Гейба охватила какая-то странная бесшабашность, какой он никогда не знал прежде.

Будто Доримант выпрыгнул со страницы книги и принялся нашептывать ему на ухо, что делать. Он схватил в охапку маленькое прелестное тело Джиллиан, поднял ее со стула и посадил себе на колени, не переставая медленно ее целовать, и этим поцелуям не было конца.

Она снова вздохнула со всхлипом, но ее руки обвились вокруг его шеи, и он настолько осмелел, что его губы прошлись по ее гладкой щеке. На ней не было ни пудры, ни румян, не ощущалось горького вкуса притираний, которыми женщины пользуются для отбеливания, чтобы выглядеть посвежее или сделать кожу гладкой. Это была кожа Джиллиан, чистая, сладостная, и он слышал ее легкое дыхание, и, когда крепче прижал к себе, она на мгновение перестала дышать.

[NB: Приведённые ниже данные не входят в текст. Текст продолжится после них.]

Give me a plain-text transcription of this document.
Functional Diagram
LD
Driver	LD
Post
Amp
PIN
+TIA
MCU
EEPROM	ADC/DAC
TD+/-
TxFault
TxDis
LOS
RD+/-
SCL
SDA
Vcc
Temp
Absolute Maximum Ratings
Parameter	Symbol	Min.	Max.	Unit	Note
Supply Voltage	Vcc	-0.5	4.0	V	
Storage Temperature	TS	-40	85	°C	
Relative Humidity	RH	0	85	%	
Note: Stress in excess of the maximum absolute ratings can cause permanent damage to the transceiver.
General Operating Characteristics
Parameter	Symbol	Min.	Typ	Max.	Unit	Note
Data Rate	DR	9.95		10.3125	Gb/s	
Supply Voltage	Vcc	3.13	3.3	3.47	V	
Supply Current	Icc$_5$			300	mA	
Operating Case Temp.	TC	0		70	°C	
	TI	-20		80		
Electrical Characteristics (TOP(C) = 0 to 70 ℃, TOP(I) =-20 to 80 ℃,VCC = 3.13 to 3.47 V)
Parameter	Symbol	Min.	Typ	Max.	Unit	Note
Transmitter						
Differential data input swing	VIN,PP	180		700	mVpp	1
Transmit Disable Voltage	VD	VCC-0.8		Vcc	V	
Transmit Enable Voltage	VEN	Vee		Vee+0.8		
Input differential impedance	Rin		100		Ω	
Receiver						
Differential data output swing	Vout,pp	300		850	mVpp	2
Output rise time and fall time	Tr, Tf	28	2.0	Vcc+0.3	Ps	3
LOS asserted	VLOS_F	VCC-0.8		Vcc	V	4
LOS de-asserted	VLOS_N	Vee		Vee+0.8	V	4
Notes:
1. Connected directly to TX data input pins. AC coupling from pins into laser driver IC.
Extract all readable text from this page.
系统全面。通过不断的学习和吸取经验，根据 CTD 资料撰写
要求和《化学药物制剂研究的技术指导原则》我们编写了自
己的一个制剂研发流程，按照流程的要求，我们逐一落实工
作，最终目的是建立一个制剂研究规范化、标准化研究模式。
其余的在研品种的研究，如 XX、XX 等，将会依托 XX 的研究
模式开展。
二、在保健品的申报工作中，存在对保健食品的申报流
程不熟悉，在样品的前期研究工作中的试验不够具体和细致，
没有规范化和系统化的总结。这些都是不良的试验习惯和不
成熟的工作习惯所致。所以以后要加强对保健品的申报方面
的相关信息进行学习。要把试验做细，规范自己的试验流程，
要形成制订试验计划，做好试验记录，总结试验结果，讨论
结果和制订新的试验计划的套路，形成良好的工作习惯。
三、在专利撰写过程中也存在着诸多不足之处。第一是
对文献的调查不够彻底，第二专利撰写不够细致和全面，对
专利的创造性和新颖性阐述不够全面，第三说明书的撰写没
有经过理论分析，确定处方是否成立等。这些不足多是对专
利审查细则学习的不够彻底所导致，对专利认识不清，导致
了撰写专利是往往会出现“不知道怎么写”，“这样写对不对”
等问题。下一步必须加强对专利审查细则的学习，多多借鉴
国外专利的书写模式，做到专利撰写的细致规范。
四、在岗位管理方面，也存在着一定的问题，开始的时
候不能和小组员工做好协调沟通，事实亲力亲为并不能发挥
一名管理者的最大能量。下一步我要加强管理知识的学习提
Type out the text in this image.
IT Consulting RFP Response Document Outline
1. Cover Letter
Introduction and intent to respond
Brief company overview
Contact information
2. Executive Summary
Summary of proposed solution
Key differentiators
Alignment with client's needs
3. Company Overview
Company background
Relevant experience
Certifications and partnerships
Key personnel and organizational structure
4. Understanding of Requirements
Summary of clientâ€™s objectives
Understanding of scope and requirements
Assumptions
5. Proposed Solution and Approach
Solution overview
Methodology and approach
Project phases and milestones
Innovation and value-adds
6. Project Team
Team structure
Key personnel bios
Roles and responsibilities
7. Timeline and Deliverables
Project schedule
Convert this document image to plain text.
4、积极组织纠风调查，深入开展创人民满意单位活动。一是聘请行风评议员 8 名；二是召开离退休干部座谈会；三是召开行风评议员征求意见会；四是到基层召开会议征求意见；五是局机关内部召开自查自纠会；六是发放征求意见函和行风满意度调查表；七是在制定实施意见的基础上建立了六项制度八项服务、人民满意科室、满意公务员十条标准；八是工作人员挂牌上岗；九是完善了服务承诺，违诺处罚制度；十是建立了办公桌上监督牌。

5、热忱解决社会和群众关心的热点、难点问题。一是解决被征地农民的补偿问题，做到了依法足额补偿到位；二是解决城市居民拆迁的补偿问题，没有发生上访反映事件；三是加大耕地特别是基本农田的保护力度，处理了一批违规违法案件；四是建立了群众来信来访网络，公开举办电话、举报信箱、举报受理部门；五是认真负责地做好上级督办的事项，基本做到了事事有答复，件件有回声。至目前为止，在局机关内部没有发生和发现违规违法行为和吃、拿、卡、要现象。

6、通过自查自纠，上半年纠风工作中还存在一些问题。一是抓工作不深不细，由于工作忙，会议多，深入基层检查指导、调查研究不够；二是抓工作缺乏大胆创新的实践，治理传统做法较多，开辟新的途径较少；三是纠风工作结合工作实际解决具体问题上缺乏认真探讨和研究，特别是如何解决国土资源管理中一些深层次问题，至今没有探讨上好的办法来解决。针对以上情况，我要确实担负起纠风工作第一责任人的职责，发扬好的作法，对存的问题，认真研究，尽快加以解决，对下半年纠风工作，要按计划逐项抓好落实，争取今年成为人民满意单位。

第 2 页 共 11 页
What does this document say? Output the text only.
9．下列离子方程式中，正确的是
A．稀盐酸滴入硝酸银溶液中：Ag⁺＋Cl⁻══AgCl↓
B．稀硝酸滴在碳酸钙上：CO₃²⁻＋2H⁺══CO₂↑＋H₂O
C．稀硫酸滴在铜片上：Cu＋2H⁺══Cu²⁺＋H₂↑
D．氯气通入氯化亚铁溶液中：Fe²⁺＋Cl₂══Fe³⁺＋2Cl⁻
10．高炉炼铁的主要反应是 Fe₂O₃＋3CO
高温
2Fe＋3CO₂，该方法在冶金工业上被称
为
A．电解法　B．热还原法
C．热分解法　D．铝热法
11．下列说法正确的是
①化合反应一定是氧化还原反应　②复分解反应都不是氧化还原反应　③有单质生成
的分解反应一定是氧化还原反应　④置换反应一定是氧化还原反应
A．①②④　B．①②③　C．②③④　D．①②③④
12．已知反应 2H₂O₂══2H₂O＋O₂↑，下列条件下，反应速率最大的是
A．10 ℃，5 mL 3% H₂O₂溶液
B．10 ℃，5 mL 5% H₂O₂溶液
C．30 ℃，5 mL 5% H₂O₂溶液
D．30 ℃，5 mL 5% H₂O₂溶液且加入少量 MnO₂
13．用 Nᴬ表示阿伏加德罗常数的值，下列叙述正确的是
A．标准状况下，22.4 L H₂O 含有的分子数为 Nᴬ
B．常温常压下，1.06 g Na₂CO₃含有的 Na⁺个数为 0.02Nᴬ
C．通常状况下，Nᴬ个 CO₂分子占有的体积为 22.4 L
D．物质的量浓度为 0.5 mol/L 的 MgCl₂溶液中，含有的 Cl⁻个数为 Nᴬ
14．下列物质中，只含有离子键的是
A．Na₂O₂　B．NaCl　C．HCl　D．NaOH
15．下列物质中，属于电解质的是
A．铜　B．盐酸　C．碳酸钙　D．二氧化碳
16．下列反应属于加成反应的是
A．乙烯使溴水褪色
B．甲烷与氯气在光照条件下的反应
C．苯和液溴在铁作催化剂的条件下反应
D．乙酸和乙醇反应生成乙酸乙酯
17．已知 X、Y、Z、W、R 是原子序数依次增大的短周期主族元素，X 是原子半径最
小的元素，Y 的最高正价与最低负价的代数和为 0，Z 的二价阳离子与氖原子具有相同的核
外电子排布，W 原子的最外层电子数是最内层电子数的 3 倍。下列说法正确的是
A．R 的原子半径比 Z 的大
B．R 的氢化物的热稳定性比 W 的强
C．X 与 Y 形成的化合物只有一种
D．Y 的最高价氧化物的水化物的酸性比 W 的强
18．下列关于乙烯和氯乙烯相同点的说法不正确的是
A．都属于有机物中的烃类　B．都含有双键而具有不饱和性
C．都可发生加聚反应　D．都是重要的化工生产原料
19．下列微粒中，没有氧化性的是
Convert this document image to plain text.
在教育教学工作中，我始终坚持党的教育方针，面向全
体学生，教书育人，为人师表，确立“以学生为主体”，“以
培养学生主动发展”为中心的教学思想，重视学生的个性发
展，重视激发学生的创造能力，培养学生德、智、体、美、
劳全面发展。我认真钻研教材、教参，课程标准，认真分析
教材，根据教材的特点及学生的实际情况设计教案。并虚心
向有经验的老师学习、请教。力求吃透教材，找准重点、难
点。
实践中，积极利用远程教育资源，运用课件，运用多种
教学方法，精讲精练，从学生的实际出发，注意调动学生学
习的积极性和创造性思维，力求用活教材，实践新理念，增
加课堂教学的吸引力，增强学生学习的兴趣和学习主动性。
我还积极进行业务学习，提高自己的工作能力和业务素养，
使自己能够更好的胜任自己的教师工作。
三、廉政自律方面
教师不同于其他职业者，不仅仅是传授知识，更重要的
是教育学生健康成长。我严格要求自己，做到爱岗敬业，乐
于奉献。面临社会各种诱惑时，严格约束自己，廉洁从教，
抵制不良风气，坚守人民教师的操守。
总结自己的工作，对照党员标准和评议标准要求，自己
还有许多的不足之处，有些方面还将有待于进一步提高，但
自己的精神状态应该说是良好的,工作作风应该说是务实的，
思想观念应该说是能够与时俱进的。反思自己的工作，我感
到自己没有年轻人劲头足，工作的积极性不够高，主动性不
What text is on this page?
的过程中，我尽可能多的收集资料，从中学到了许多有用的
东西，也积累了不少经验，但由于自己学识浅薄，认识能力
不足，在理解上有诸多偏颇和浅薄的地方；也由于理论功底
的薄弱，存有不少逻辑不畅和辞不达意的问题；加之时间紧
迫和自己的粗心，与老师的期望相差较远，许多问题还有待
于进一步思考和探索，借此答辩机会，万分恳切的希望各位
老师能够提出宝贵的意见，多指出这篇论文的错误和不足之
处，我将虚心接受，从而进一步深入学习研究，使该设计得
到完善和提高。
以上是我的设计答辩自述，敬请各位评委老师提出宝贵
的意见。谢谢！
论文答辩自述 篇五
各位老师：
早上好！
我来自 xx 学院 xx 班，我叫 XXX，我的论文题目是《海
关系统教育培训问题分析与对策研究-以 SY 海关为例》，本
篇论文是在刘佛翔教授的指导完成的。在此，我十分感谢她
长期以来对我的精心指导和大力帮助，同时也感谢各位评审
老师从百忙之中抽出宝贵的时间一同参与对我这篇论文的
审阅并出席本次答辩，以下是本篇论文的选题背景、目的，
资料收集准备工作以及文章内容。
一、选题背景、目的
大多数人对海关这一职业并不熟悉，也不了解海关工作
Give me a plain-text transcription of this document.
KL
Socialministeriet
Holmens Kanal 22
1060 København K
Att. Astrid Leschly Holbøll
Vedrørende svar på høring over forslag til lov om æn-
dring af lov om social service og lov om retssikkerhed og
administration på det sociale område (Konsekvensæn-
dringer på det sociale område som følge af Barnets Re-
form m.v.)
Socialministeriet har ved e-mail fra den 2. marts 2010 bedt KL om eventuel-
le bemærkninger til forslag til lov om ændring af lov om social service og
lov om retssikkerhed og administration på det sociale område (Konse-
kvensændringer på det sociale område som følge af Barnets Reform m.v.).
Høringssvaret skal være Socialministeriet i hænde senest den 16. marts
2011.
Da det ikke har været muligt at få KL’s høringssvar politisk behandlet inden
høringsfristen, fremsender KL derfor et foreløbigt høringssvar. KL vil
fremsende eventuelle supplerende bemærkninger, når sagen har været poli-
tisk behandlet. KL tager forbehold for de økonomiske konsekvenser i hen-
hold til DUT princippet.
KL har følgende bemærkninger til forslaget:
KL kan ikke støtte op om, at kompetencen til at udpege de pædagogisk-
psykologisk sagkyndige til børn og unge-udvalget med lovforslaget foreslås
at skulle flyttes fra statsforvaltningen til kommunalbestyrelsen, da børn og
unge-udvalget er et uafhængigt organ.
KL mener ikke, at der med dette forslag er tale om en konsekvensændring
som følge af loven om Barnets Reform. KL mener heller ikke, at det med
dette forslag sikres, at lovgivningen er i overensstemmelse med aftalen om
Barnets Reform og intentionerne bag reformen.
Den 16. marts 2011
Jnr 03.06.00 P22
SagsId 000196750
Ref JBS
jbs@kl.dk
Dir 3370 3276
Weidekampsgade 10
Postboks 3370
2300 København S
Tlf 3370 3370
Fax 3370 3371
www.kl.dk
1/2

Он ощутил ее корсет, сооружение, дававшее женщине возможность держаться так прямо, будто она была закована в стальные латы. И, как ни парадоксально, это вызвало в нем бурное желание. Ясно было, что поверх корсета на ней три или четыре слоя одежды, и дрожащими пальцами он ощупывал эту ткань, и не мог остановиться, и целовал ее все крепче.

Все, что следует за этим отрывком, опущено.